Tito Schipa è una delle leggende del Bel Canto italiano. Verrebbe da dire la Leggenda, se non fosse stato preceduto da Enrico Caruso, di cui fu a tutti gli effetti il successore e il continuatore.
La sua voce era celebre per la sua delicatezza e la sua capacità di suscitare ovunque emozioni intense. Dotato di grande carisma scenico e di tecnica sopraffina, nel suo repertorio poteva spaziare con facilità da ruoli lirici e leggeri, che gli erano congeniali per carattere, come La bohème di Puccini, fino alla complessità drammatica del Rigoletto di Verdi. Ma altrettanto note sono le sue interpretazioni di canzoni napoletane e di brani di operetta, a cui si dedica con eguale maestria, deliziando un pubblico ampio e variegato.
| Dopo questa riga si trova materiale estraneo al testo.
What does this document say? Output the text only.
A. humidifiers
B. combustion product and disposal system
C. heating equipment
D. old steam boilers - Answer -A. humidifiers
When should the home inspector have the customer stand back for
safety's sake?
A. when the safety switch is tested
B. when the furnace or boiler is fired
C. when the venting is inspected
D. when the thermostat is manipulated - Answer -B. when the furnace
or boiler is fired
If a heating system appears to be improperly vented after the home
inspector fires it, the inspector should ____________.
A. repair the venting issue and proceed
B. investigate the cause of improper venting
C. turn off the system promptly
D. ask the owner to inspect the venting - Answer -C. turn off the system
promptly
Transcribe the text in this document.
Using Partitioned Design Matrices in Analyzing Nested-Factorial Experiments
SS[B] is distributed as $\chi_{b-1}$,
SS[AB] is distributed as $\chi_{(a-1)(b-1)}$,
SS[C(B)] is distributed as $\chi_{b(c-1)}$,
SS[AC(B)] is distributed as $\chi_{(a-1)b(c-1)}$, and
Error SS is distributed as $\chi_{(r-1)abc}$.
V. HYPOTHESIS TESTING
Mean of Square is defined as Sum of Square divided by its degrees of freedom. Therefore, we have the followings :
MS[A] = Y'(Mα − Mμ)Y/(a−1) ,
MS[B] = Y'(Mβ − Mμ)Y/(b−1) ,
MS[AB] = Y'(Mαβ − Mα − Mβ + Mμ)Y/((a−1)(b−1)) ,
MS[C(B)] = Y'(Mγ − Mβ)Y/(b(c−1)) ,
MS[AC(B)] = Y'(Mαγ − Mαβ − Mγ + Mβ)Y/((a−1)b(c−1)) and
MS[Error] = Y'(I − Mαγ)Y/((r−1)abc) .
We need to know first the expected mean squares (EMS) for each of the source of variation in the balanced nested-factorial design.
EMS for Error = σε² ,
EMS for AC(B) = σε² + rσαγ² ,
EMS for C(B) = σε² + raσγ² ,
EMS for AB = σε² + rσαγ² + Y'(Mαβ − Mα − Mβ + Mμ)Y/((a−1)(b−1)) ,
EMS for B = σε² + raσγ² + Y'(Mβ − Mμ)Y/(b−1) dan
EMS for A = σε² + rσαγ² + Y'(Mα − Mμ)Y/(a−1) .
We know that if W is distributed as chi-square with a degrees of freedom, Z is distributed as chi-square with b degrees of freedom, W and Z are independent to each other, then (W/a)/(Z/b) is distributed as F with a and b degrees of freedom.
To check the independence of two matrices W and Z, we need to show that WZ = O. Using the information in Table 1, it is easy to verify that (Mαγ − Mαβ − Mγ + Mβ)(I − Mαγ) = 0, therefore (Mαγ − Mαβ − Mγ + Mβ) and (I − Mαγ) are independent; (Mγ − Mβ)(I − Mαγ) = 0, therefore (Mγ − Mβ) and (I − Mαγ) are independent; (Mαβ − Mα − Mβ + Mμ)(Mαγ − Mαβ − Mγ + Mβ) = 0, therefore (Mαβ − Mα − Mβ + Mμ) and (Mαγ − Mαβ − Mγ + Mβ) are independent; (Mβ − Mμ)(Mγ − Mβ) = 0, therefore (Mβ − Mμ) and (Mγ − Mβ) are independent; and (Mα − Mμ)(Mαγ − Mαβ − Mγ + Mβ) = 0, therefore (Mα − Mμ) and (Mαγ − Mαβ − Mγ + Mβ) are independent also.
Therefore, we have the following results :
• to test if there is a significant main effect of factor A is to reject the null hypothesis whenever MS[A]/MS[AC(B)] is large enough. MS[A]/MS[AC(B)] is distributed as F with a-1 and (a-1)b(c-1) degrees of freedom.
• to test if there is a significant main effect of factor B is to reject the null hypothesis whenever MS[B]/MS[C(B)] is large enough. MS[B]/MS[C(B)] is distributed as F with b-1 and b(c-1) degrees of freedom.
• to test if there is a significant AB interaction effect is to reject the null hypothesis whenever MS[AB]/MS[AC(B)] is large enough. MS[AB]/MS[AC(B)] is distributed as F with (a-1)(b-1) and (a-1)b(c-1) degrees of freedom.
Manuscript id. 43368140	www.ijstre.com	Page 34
Forte era anche il suo legame con la musica napoletana, quando si trovava in tournée all’estero, integrava nei suoi concerti questo repertorio ineguagliabile.
Ha il suo inizio d’artista, Schipa, interpretando Alfredo nella Traviata, a Vercelli; fa quindi una lunga gavetta nei teatri di provincia e nelle piccole città, per poi nel 1913 debuttare al prestigioso San Carlo di Napoli, dove viene salutato con un’ovazione. È nato un mito. Da questo momento in poi, per questo giovane uomo nato a Lecce, città identitaria, nel 1889 da una umile famiglia – il padre era una guardia del Dazio, per dargli l’istruzione musicale toccò al vescovo in persona mobilitarsi, dopo averne constatato il talento gigantesco – è una inarrestabile marcia trionfale che lo porta a calcare i più importanti palcoscenici di tutto il mondo, seguito ovunque da un pubblico in delirio.
Dopo una tournée in Sudamerica, terra dove il Bel Canto risuona con eguale se non maggiore passione che in Italia, Schipa fa la sua apparizione in tutti i principali teatri europei, tra cui La Scala di Milano, affermandosi come uno dei tenori più amati di sempre. Dal 1919 si reca anche a Chicago, e poi in altre città degli Stati Uniti, diventando rapidamente un idolo del pubblico americano.
Forte di una bellezza classica non lontana da quella di Rodolfo Valentino, alla fine degli anni Venti si cimenta anche nel cinema. Ad accrescere la sua fama è anche il suo stile di vita principesco, con tanto di villa a Beverly Hills, tra le celebrità di Hollywood, e le continue apparizioni sui rotocalchi in compagnia di donne bellissime, nonostante fin dal 1919 abbia sposato una collega.
Meno abile è Schipa nel gestire la sua postura pubblica, in un secolo in cui la politica è pervasiva. Benché sostanzialmente indifferente, Schipa negli anni del Fascismo si espone più del dovuto in favore del Duce – il che nel dopoguerra non gli sarà perdonato –, e con altrettanta facilità negli anni Cinquanta, che coincidono con gli ultimi della sua lunga carriera, accetta inviti a partecipare a eventi musicali a Mosca, che gli valgono pesanti accuse di sudditanza ideologica da parte degli anticomunisti. Non lo aiuta la decisione, alquanto improvvida e probabilmente tardiva, di prendere la tessera del Partito Monarchico.
Muore nel 1965 a New York, dopo una malattia improvvisa. Il suo corpo, come da sua disposizione, viene trasportato in Italia e seppellito a Lecce, benché nelle sue intenzioni avrebbe forse preferito Roma. Ma è certo che, nonostante la sua carriera internazionale, Schipa ha sempre mantenuto un legame speciale con la patria d’origine, e in particolare con la città natale. Nonostante il suo successo internazionale, non smise mai di parlarne con grande affetto e orgoglio.
Ma altrettanto orgoglio era quello che Schipa riponeva nella tradizione musicale italiana, che considerava una delle più ricche e raffinate al mondo. Benché esposto a una carriera internazionale e a molte influenze esterne, Schipa fu sempre molto attento alla sua eredità culturale. E quando si esibiva all’estero cercò sempre, anche in questo caso con successo, di trasmettere la specificità emotiva e stilistica del Bel canto, tutta italiana.